Reuters had indicated economists were expecting the addition of 170,000 jobs for August, keeping in line with the 187,000 jobs in July.
They also forecasted the unemployment rate to remain steady at 3.5%. The growth of the U.S. economy in the second quarter of 2023 turned out to be slower than initial estimates, with the annual real Gross Domestic Product being adjusted from 2.4% down to 2.1%.

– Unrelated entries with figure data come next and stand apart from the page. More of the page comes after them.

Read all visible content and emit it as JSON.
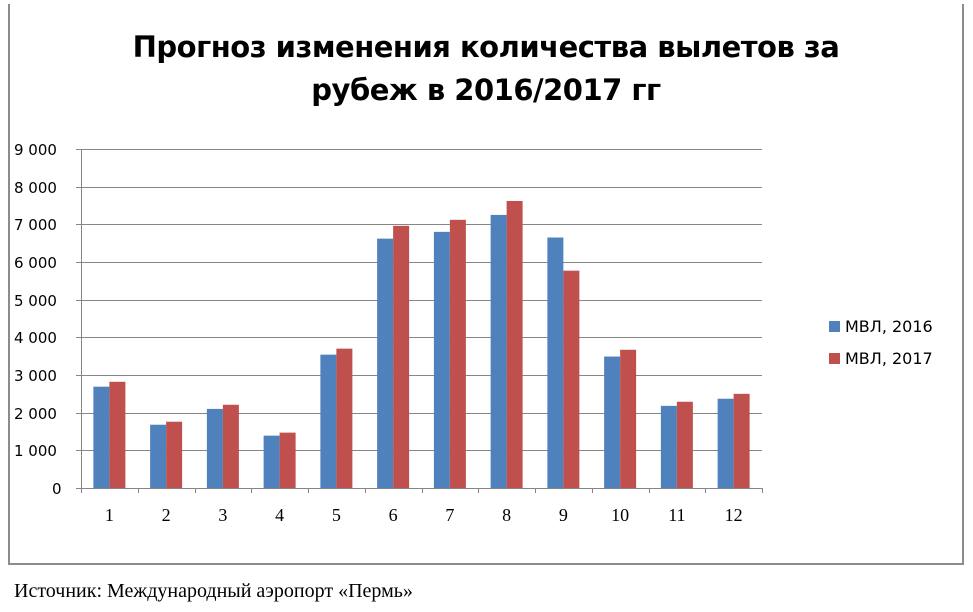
{
  "chart_data": {
    "type": "bar",
    "title": "Прогноз изменения количества вылетов за рубеж в 2016/2017 гг",
    "title_lines": [
      "Прогноз изменения количества вылетов за",
      "рубеж в 2016/2017 гг"
    ],
    "xlabel": "",
    "ylabel": "",
    "categories": [
      "1",
      "2",
      "3",
      "4",
      "5",
      "6",
      "7",
      "8",
      "9",
      "10",
      "11",
      "12"
    ],
    "series": [
      {
        "name": "МВЛ, 2016",
        "color": "#4f81bd",
        "values": [
          2690,
          1680,
          2100,
          1390,
          3540,
          6620,
          6800,
          7250,
          6650,
          3490,
          2180,
          2370
        ]
      },
      {
        "name": "МВЛ, 2017",
        "color": "#c0504d",
        "values": [
          2820,
          1760,
          2210,
          1470,
          3700,
          6960,
          7120,
          7620,
          5770,
          3670,
          2290,
          2500
        ]
      }
    ],
    "ylim": [
      0,
      9000
    ],
    "yticks": [
      "0",
      "1 000",
      "2 000",
      "3 000",
      "4 000",
      "5 000",
      "6 000",
      "7 000",
      "8 000",
      "9 000"
    ],
    "grid": true,
    "legend_position": "right"
  },
  "footer": {
    "source": "Источник: Международный аэропорт «Пермь»"
  }
}
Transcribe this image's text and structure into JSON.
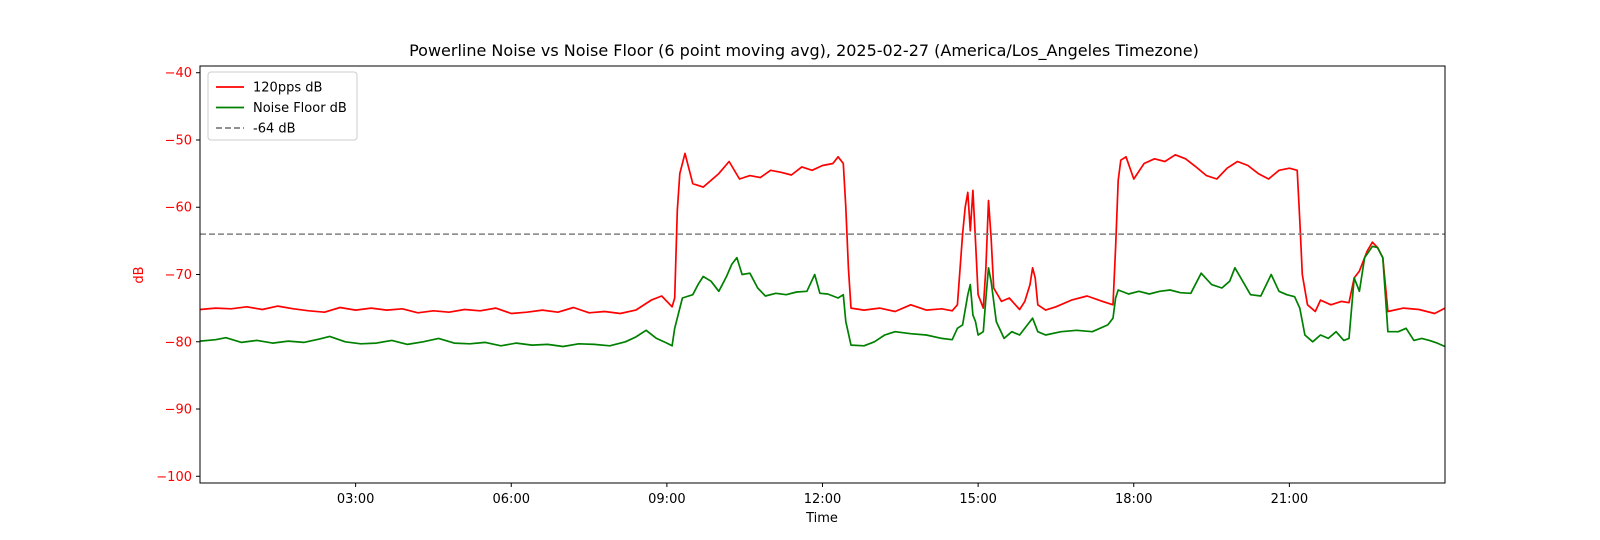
{
  "chart_data": {
    "type": "line",
    "title": "Powerline Noise vs Noise Floor (6 point moving avg), 2025-02-27 (America/Los_Angeles Timezone)",
    "xlabel": "Time",
    "ylabel": "dB",
    "xlim": [
      0,
      24
    ],
    "ylim": [
      -101,
      -39
    ],
    "xticks": [
      3,
      6,
      9,
      12,
      15,
      18,
      21
    ],
    "xtick_labels": [
      "03:00",
      "06:00",
      "09:00",
      "12:00",
      "15:00",
      "18:00",
      "21:00"
    ],
    "yticks": [
      -40,
      -50,
      -60,
      -70,
      -80,
      -90,
      -100
    ],
    "ytick_labels": [
      "−40",
      "−50",
      "−60",
      "−70",
      "−80",
      "−90",
      "−100"
    ],
    "grid": false,
    "legend_position": "top-left",
    "colors": {
      "red": "#ff0000",
      "green": "#008000",
      "gray": "#808080",
      "axis_label": "#ff0000"
    },
    "series": [
      {
        "name": "120pps dB",
        "color": "#ff0000",
        "style": "solid",
        "points": [
          [
            0.0,
            -75.2
          ],
          [
            0.3,
            -75.0
          ],
          [
            0.6,
            -75.1
          ],
          [
            0.9,
            -74.8
          ],
          [
            1.2,
            -75.2
          ],
          [
            1.5,
            -74.7
          ],
          [
            1.8,
            -75.1
          ],
          [
            2.1,
            -75.4
          ],
          [
            2.4,
            -75.6
          ],
          [
            2.7,
            -74.9
          ],
          [
            3.0,
            -75.3
          ],
          [
            3.3,
            -75.0
          ],
          [
            3.6,
            -75.3
          ],
          [
            3.9,
            -75.1
          ],
          [
            4.2,
            -75.7
          ],
          [
            4.5,
            -75.4
          ],
          [
            4.8,
            -75.6
          ],
          [
            5.1,
            -75.2
          ],
          [
            5.4,
            -75.4
          ],
          [
            5.7,
            -75.0
          ],
          [
            6.0,
            -75.8
          ],
          [
            6.3,
            -75.6
          ],
          [
            6.6,
            -75.3
          ],
          [
            6.9,
            -75.6
          ],
          [
            7.2,
            -74.9
          ],
          [
            7.5,
            -75.7
          ],
          [
            7.8,
            -75.5
          ],
          [
            8.1,
            -75.8
          ],
          [
            8.4,
            -75.3
          ],
          [
            8.7,
            -73.8
          ],
          [
            8.9,
            -73.2
          ],
          [
            9.1,
            -74.8
          ],
          [
            9.15,
            -73.5
          ],
          [
            9.2,
            -60.5
          ],
          [
            9.25,
            -55.0
          ],
          [
            9.35,
            -52.0
          ],
          [
            9.5,
            -56.5
          ],
          [
            9.7,
            -57.0
          ],
          [
            10.0,
            -55.0
          ],
          [
            10.2,
            -53.2
          ],
          [
            10.4,
            -55.8
          ],
          [
            10.6,
            -55.3
          ],
          [
            10.8,
            -55.6
          ],
          [
            11.0,
            -54.5
          ],
          [
            11.2,
            -54.8
          ],
          [
            11.4,
            -55.2
          ],
          [
            11.6,
            -54.0
          ],
          [
            11.8,
            -54.5
          ],
          [
            12.0,
            -53.8
          ],
          [
            12.2,
            -53.5
          ],
          [
            12.3,
            -52.5
          ],
          [
            12.4,
            -53.5
          ],
          [
            12.45,
            -60.0
          ],
          [
            12.5,
            -69.0
          ],
          [
            12.55,
            -75.0
          ],
          [
            12.8,
            -75.3
          ],
          [
            13.1,
            -75.0
          ],
          [
            13.4,
            -75.5
          ],
          [
            13.7,
            -74.5
          ],
          [
            14.0,
            -75.3
          ],
          [
            14.3,
            -75.1
          ],
          [
            14.5,
            -75.4
          ],
          [
            14.6,
            -74.5
          ],
          [
            14.7,
            -64.0
          ],
          [
            14.75,
            -60.0
          ],
          [
            14.8,
            -57.8
          ],
          [
            14.85,
            -63.5
          ],
          [
            14.9,
            -57.5
          ],
          [
            14.95,
            -65.0
          ],
          [
            15.0,
            -73.0
          ],
          [
            15.1,
            -75.0
          ],
          [
            15.15,
            -69.0
          ],
          [
            15.2,
            -59.0
          ],
          [
            15.25,
            -64.5
          ],
          [
            15.3,
            -72.0
          ],
          [
            15.45,
            -74.0
          ],
          [
            15.6,
            -73.5
          ],
          [
            15.8,
            -75.2
          ],
          [
            15.9,
            -74.0
          ],
          [
            16.0,
            -71.5
          ],
          [
            16.05,
            -69.0
          ],
          [
            16.1,
            -70.5
          ],
          [
            16.15,
            -74.5
          ],
          [
            16.3,
            -75.3
          ],
          [
            16.5,
            -74.8
          ],
          [
            16.8,
            -73.8
          ],
          [
            17.1,
            -73.2
          ],
          [
            17.4,
            -74.0
          ],
          [
            17.6,
            -74.5
          ],
          [
            17.65,
            -66.0
          ],
          [
            17.7,
            -56.0
          ],
          [
            17.75,
            -53.0
          ],
          [
            17.85,
            -52.5
          ],
          [
            18.0,
            -55.8
          ],
          [
            18.2,
            -53.5
          ],
          [
            18.4,
            -52.8
          ],
          [
            18.6,
            -53.2
          ],
          [
            18.8,
            -52.2
          ],
          [
            19.0,
            -52.8
          ],
          [
            19.2,
            -54.0
          ],
          [
            19.4,
            -55.3
          ],
          [
            19.6,
            -55.8
          ],
          [
            19.8,
            -54.2
          ],
          [
            20.0,
            -53.2
          ],
          [
            20.2,
            -53.8
          ],
          [
            20.4,
            -55.0
          ],
          [
            20.6,
            -55.8
          ],
          [
            20.8,
            -54.5
          ],
          [
            21.0,
            -54.2
          ],
          [
            21.15,
            -54.5
          ],
          [
            21.2,
            -62.0
          ],
          [
            21.25,
            -70.0
          ],
          [
            21.35,
            -74.5
          ],
          [
            21.5,
            -75.5
          ],
          [
            21.6,
            -73.8
          ],
          [
            21.8,
            -74.5
          ],
          [
            22.0,
            -74.0
          ],
          [
            22.15,
            -74.2
          ],
          [
            22.25,
            -70.5
          ],
          [
            22.35,
            -69.5
          ],
          [
            22.5,
            -66.5
          ],
          [
            22.6,
            -65.2
          ],
          [
            22.7,
            -66.0
          ],
          [
            22.8,
            -67.5
          ],
          [
            22.9,
            -75.5
          ],
          [
            23.2,
            -75.0
          ],
          [
            23.5,
            -75.2
          ],
          [
            23.8,
            -75.8
          ],
          [
            24.0,
            -75.0
          ]
        ]
      },
      {
        "name": "Noise Floor dB",
        "color": "#008000",
        "style": "solid",
        "points": [
          [
            0.0,
            -79.9
          ],
          [
            0.3,
            -79.7
          ],
          [
            0.5,
            -79.4
          ],
          [
            0.8,
            -80.1
          ],
          [
            1.1,
            -79.8
          ],
          [
            1.4,
            -80.2
          ],
          [
            1.7,
            -79.9
          ],
          [
            2.0,
            -80.1
          ],
          [
            2.3,
            -79.6
          ],
          [
            2.5,
            -79.2
          ],
          [
            2.8,
            -80.0
          ],
          [
            3.1,
            -80.3
          ],
          [
            3.4,
            -80.2
          ],
          [
            3.7,
            -79.8
          ],
          [
            4.0,
            -80.4
          ],
          [
            4.3,
            -80.0
          ],
          [
            4.6,
            -79.5
          ],
          [
            4.9,
            -80.2
          ],
          [
            5.2,
            -80.3
          ],
          [
            5.5,
            -80.1
          ],
          [
            5.8,
            -80.6
          ],
          [
            6.1,
            -80.2
          ],
          [
            6.4,
            -80.5
          ],
          [
            6.7,
            -80.4
          ],
          [
            7.0,
            -80.7
          ],
          [
            7.3,
            -80.3
          ],
          [
            7.6,
            -80.4
          ],
          [
            7.9,
            -80.6
          ],
          [
            8.2,
            -80.0
          ],
          [
            8.4,
            -79.3
          ],
          [
            8.6,
            -78.3
          ],
          [
            8.8,
            -79.5
          ],
          [
            9.0,
            -80.2
          ],
          [
            9.1,
            -80.6
          ],
          [
            9.15,
            -78.0
          ],
          [
            9.3,
            -73.5
          ],
          [
            9.5,
            -73.0
          ],
          [
            9.6,
            -71.5
          ],
          [
            9.7,
            -70.3
          ],
          [
            9.85,
            -71.0
          ],
          [
            10.0,
            -72.5
          ],
          [
            10.15,
            -70.3
          ],
          [
            10.25,
            -68.5
          ],
          [
            10.35,
            -67.5
          ],
          [
            10.45,
            -70.0
          ],
          [
            10.6,
            -69.8
          ],
          [
            10.75,
            -72.0
          ],
          [
            10.9,
            -73.2
          ],
          [
            11.1,
            -72.8
          ],
          [
            11.3,
            -73.0
          ],
          [
            11.5,
            -72.6
          ],
          [
            11.7,
            -72.5
          ],
          [
            11.85,
            -70.0
          ],
          [
            11.95,
            -72.8
          ],
          [
            12.1,
            -72.9
          ],
          [
            12.3,
            -73.5
          ],
          [
            12.4,
            -73.0
          ],
          [
            12.45,
            -77.0
          ],
          [
            12.55,
            -80.5
          ],
          [
            12.8,
            -80.6
          ],
          [
            13.0,
            -80.0
          ],
          [
            13.2,
            -79.0
          ],
          [
            13.4,
            -78.5
          ],
          [
            13.7,
            -78.8
          ],
          [
            14.0,
            -79.0
          ],
          [
            14.3,
            -79.5
          ],
          [
            14.5,
            -79.7
          ],
          [
            14.6,
            -78.0
          ],
          [
            14.7,
            -77.5
          ],
          [
            14.8,
            -73.0
          ],
          [
            14.85,
            -71.5
          ],
          [
            14.9,
            -76.0
          ],
          [
            14.95,
            -77.0
          ],
          [
            15.0,
            -79.0
          ],
          [
            15.1,
            -78.5
          ],
          [
            15.15,
            -73.5
          ],
          [
            15.2,
            -69.0
          ],
          [
            15.25,
            -71.0
          ],
          [
            15.35,
            -77.0
          ],
          [
            15.5,
            -79.5
          ],
          [
            15.65,
            -78.5
          ],
          [
            15.8,
            -79.0
          ],
          [
            15.95,
            -77.5
          ],
          [
            16.05,
            -76.5
          ],
          [
            16.15,
            -78.5
          ],
          [
            16.3,
            -79.0
          ],
          [
            16.6,
            -78.5
          ],
          [
            16.9,
            -78.3
          ],
          [
            17.2,
            -78.5
          ],
          [
            17.5,
            -77.5
          ],
          [
            17.6,
            -76.5
          ],
          [
            17.65,
            -73.5
          ],
          [
            17.7,
            -72.3
          ],
          [
            17.9,
            -72.9
          ],
          [
            18.1,
            -72.5
          ],
          [
            18.3,
            -72.9
          ],
          [
            18.5,
            -72.5
          ],
          [
            18.7,
            -72.3
          ],
          [
            18.9,
            -72.7
          ],
          [
            19.1,
            -72.8
          ],
          [
            19.3,
            -69.8
          ],
          [
            19.5,
            -71.5
          ],
          [
            19.7,
            -72.0
          ],
          [
            19.85,
            -71.0
          ],
          [
            19.95,
            -69.0
          ],
          [
            20.1,
            -71.0
          ],
          [
            20.25,
            -73.0
          ],
          [
            20.45,
            -73.2
          ],
          [
            20.65,
            -70.0
          ],
          [
            20.8,
            -72.5
          ],
          [
            20.95,
            -73.0
          ],
          [
            21.1,
            -73.3
          ],
          [
            21.2,
            -75.0
          ],
          [
            21.3,
            -79.0
          ],
          [
            21.45,
            -80.0
          ],
          [
            21.6,
            -79.0
          ],
          [
            21.75,
            -79.5
          ],
          [
            21.9,
            -78.5
          ],
          [
            22.05,
            -79.8
          ],
          [
            22.15,
            -79.5
          ],
          [
            22.25,
            -70.5
          ],
          [
            22.35,
            -72.5
          ],
          [
            22.45,
            -67.5
          ],
          [
            22.6,
            -65.8
          ],
          [
            22.7,
            -66.0
          ],
          [
            22.8,
            -67.5
          ],
          [
            22.9,
            -78.5
          ],
          [
            23.1,
            -78.5
          ],
          [
            23.25,
            -78.0
          ],
          [
            23.4,
            -79.8
          ],
          [
            23.55,
            -79.5
          ],
          [
            23.7,
            -79.8
          ],
          [
            23.85,
            -80.2
          ],
          [
            24.0,
            -80.7
          ]
        ]
      },
      {
        "name": "-64 dB",
        "color": "#808080",
        "style": "dashed",
        "points": [
          [
            0,
            -64
          ],
          [
            24,
            -64
          ]
        ]
      }
    ]
  }
}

E.J. Antoni, a research fellow at the Heritage Foundation’s Grover M. Hermann Center for the Federal Budget, shared with the Daily Caller News Foundation, “An increasing number of surveys show firms are reducing hiring, removing unfilled job postings, and eliminating positions after separations (quits or firings). With the big drop in the most recent month’s job openings and the downward revisions, it’s now clear that we’re below the pre-pandemic trend. While the labor market is a lagging indicator, it’s clear that this is yet another sign of an economic slowdown.”
According to the BLS data, the healthcare sector drove job growth by contributing 71,000 jobs, while the hospitality sector followed with an addition of 40,000 jobs in August. In contrast, the transportation and warehousing sector saw the largest dip, losing 37,000 jobs.
The BLS also reported an increase in average hourly earnings in August by 0.2%, which equates to 8 cents, making the new average $33.82 per hour.
The BLS also made revisions to prior data. The number of jobs added in June was revised downward by 80,000, adjusting from 185,000 to 105,000. The job additions for July were decreased by 30,000, moving from 187,000 to 157,000.
Data from the private payroll company ADP aligns with the BLS’s figures. In August, ADP’s report showed a growth of 177,000 private jobs. Notably, ADP’s data for prior months has frequently surpassed the BLS’s numbers. ADP’s records indicate 324,000 and 497,000 new private jobs were created in July and June, respectively.
Lastly, inflation continued its upward trajectory in July, marking a 3.2% increase year-over-year. This is a rise from June’s 3.0%, although lower than the peak of 9.1% seen in June 2022.